A. H. O'Keeffe

Light in the Shadows

29 September 2012 - 9 December 2012

In the 1930s Alfred Henry O’Keeffe was regularly acclaimed as the ‘doyen of Dunedin artists’. This title was bestowed with good reason, given that his involvement with the arts in Dunedin, both as an artist and teacher, spanned six decades. He was active during both the 1890s and the 1930s, two periods of great excitement and innovation for art in Dunedin, while remaining a prominent and interesting artist during the intervening decades. He is also significant for his entertaining and informative recollections of the artists he knew during the 1880s and 1890s. In his short article ‘Art in Retrospect – Earlier Dunedin Days – Paint and Personality’, his observations and anecdotes provide valuable insights into the contrasting artistic personalities of the era.   

As a consequence his name has become synonymous with the 1890s, while his contribution to art during later decades has received less recognition. This exhibition seeks to redress this by focusing particular attention on his paintings of the 1920s and 1930s. Many of O’Keeffe’s strongest paintings date from this period, by which time his preferred style was no longer in the vanguard of New Zealand art. Nonetheless, these subtle yet spirited works reveal his increasing interest in formal and stylistic concerns, such as the varying effects of light and the texture and movement of painterly brushwork. The vigour conveyed by his late style saw him described as ‘a veteran artist who paints with the virility of a young man’.

O’Keeffe’s style is best understood as part of a broad trend, common throughout the western world between the 1870s and 1930s, in which the innovations of Impressionism were combined with stylistic features drawn from the old masters. He had the opportunity to view the works of both during his nine months studying in Paris (1894-95), one of the defining experiences of his life.   

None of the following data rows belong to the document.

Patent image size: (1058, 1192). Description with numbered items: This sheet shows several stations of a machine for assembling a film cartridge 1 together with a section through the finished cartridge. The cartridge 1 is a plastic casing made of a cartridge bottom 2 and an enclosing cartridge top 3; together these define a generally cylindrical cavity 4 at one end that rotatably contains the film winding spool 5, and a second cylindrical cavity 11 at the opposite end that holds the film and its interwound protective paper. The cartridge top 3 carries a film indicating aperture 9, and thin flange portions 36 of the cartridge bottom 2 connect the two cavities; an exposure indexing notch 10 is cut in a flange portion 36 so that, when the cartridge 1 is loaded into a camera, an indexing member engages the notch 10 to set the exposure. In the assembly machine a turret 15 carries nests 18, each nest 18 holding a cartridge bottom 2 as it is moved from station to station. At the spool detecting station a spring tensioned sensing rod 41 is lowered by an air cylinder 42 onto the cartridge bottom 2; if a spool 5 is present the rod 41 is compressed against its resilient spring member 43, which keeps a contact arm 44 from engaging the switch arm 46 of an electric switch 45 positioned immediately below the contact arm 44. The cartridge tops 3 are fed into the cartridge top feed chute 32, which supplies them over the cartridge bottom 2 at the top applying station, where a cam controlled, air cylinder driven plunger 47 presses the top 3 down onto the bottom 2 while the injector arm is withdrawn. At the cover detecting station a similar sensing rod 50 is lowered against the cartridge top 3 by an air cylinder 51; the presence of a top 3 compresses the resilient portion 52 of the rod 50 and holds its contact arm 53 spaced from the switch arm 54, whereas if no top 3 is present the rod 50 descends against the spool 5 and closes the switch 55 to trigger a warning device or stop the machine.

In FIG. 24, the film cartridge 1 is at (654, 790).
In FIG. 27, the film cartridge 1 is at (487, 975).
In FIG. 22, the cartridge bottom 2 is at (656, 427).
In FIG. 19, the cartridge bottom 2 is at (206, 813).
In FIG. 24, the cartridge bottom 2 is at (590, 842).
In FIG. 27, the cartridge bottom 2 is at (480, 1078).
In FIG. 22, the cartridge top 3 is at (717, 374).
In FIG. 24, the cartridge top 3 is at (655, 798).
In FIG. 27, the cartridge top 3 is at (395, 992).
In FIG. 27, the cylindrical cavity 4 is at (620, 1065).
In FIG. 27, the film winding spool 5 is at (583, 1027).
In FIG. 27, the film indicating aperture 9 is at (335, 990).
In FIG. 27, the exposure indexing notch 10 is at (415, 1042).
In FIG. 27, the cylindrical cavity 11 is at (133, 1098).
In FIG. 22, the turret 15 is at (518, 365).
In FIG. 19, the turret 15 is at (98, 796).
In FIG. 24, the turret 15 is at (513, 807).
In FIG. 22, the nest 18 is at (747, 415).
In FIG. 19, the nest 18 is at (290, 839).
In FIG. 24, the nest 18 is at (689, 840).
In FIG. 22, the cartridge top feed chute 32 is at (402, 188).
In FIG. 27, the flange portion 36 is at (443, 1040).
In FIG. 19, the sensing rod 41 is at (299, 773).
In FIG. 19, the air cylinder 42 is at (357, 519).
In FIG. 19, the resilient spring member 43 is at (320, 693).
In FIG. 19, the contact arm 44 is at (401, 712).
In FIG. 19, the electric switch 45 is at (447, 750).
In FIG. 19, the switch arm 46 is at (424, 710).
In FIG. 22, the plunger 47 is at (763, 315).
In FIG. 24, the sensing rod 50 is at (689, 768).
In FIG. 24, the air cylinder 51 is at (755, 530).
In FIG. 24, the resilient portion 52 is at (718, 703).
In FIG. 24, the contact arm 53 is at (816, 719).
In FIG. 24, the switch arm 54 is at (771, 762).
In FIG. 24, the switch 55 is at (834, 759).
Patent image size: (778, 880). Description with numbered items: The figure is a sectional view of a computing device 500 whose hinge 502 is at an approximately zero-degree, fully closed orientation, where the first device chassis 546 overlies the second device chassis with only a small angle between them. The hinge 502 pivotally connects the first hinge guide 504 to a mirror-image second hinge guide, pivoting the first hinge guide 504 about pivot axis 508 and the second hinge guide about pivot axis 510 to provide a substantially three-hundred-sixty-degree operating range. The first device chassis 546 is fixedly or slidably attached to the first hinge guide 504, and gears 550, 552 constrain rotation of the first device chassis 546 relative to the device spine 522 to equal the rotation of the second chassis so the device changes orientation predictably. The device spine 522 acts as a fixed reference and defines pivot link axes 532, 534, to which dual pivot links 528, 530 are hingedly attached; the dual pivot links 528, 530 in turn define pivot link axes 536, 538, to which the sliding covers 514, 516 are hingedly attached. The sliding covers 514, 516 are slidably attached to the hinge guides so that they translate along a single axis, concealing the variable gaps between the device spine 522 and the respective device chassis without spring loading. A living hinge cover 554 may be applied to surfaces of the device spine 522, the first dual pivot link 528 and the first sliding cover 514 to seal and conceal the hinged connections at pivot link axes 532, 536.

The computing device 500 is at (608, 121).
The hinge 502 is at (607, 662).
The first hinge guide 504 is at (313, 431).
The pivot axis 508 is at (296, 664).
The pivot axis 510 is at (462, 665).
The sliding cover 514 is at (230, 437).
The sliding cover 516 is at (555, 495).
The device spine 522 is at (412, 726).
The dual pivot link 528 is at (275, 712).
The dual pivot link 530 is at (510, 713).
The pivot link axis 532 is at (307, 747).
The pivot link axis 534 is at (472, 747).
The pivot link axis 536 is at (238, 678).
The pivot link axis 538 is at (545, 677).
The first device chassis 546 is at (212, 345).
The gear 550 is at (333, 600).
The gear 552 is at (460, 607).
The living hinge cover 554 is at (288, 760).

Ranging in date from 1886 to 1941 and encompassing portraiture, genre subjects, still lifes and landscapes, many of the works in this exhibition share an understated melancholy. As a young artist O’Keeffe painted old men dwelling on thoughts of the past; as an older artist he produced subtle mediations on the passing of time. His clear pleasure in the properties of oil paint and the effects of light, coexists with a pervading sense of loss, imbuing his aesthetic sensibility with an elegiac character.